Late last year, Gov. Jerry Brown pushed for a top state regulator to ease key requirements for companies seeking to tap California's oil. The official balked.We've allowed the environmental movement and the regulatory mess it has insisted on to trump common sense and stifle our state's economy. Good for Moonbeam to recognize the problem and do something about it.
Relaxing rules on underground injection, a risky method of oil extraction common in the state, would violate environmental laws, wrote Derek Chernow, then head of the Department of Conservation, in a memo obtained by The Times.
The process, in which a rush of steam, water and chemicals flushes oil from old wells, had been linked to spills, eruptions and a Kern County worker's death.
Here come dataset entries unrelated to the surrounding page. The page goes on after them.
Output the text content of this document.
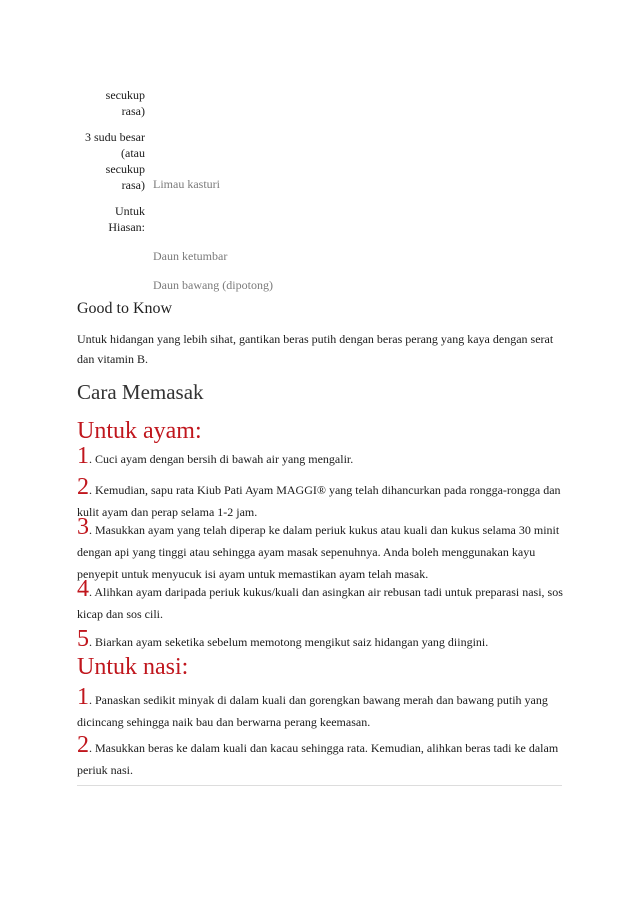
secukup
rasa)
3 sudu besar
(atau
secukup
rasa) Limau kasturi
Untuk
Hiasan:
Daun ketumbar
Daun bawang (dipotong)
Good to Know
Untuk hidangan yang lebih sihat, gantikan beras putih dengan beras perang yang kaya dengan serat dan vitamin B.
Cara Memasak
Untuk ayam:
1. Cuci ayam dengan bersih di bawah air yang mengalir.
2. Kemudian, sapu rata Kiub Pati Ayam MAGGI® yang telah dihancurkan pada rongga-rongga dan kulit ayam dan perap selama 1-2 jam.
3. Masukkan ayam yang telah diperap ke dalam periuk kukus atau kuali dan kukus selama 30 minit dengan api yang tinggi atau sehingga ayam masak sepenuhnya. Anda boleh menggunakan kayu penyepit untuk menyucuk isi ayam untuk memastikan ayam telah masak.
4. Alihkan ayam daripada periuk kukus/kuali dan asingkan air rebusan tadi untuk preparasi nasi, sos kicap dan sos cili.
5. Biarkan ayam seketika sebelum memotong mengikut saiz hidangan yang diingini.
Untuk nasi:
1. Panaskan sedikit minyak di dalam kuali dan gorengkan bawang merah dan bawang putih yang dicincang sehingga naik bau dan berwarna perang keemasan.
2. Masukkan beras ke dalam kuali dan kacau sehingga rata. Kemudian, alihkan beras tadi ke dalam periuk nasi.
The federal government had asked the state to tighten its regulations, but the oil industry complained that the stringent rules were killing jobs.
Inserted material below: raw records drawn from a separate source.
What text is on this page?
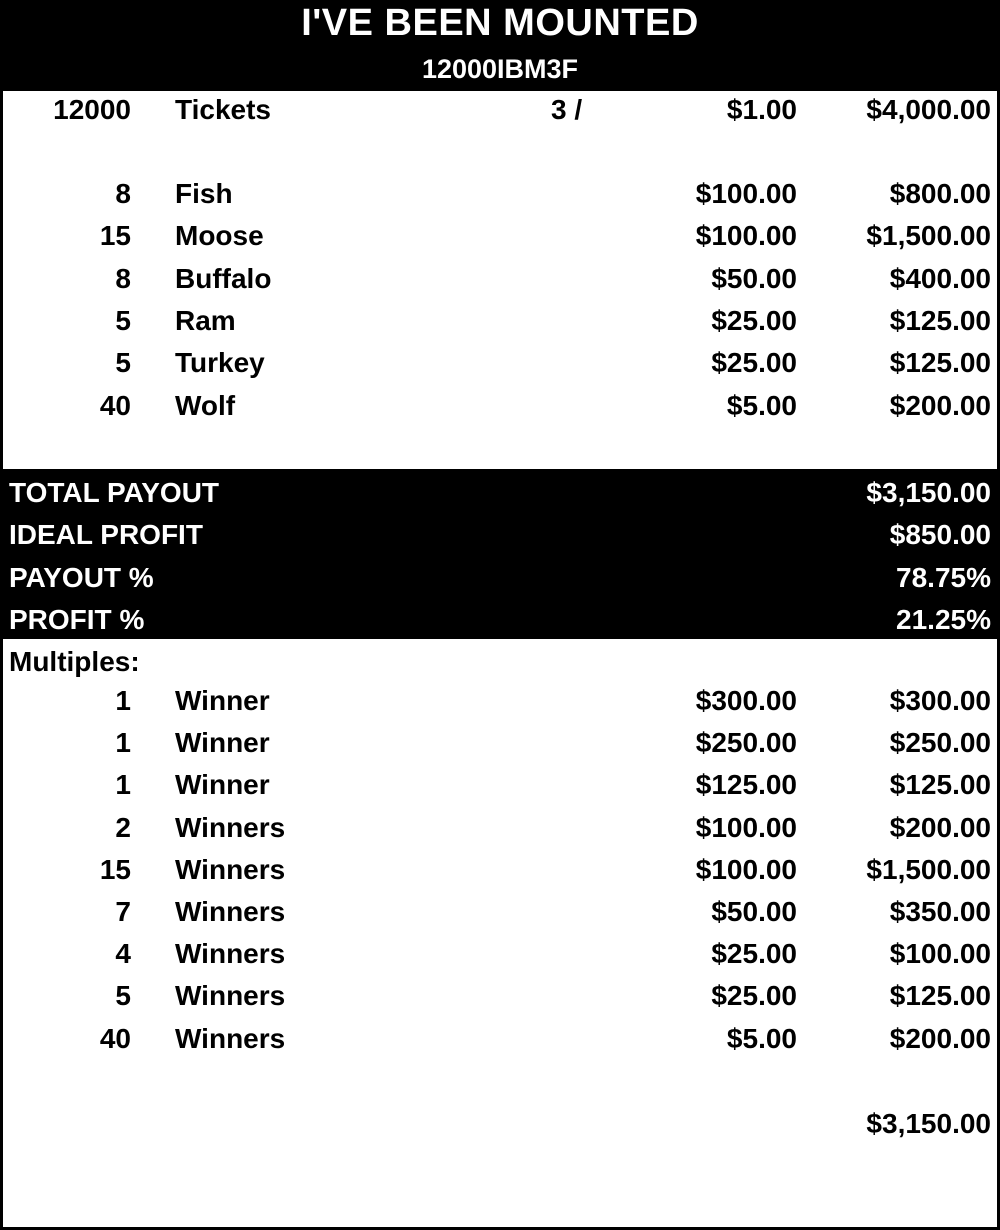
I'VE BEEN MOUNTED
12000IBM3F
12000 Tickets	3 /	$1.00 $4,000.00
8 Fish	$100.00	$800.00
15 Moose	$100.00 $1,500.00
8 Buffalo	$50.00	$400.00
5 Ram	$25.00	$125.00
5 Turkey	$25.00	$125.00
40 Wolf	$5.00	$200.00
TOTAL PAYOUT	$3,150.00
IDEAL PROFIT	$850.00
PAYOUT %	78.75%
PROFIT %	21.25%
Multiples:
1 Winner	$300.00	$300.00
1 Winner	$250.00	$250.00
1 Winner	$125.00	$125.00
2 Winners	$100.00	$200.00
15 Winners	$100.00 $1,500.00
7 Winners	$50.00	$350.00
4 Winners	$25.00	$100.00
5 Winners	$25.00	$125.00
40 Winners	$5.00	$200.00
$3,150.00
A week after Chernow wrote his memo, Brown had him fired, along with a deputy, Elena Miller. The governor appointed replacements who agreed to stop subjecting every injection project to a top-to-bottom review before issuing a permit.
Brown's decision to side with energy interests over his regulators reflects the economic and political pressures on the governor during his return engagement in Sacramento. The economy is still sluggish in the wake of a deep recession, and unemployment remains high.
Although Brown has fought offshore drilling and sued oil companies throughout his career, making him a favorite of environmentalists, he now talks of tossing cumbersome regulations to revive the economy. The oil industry, in particular, employs tens of thousands of Californians, many of them in Kern County, where the jobless rate is 14.5%.
Now if he'd just let us go after the oil we know is sitting just offshore, but this state has never gotten over the Santa Barbara spill of the late 60's and the people in power just assume there's been no improvement to drilling methods since then.
1 comment:
No, they just let the oil percolate up from the ocean floor and foul the beaches.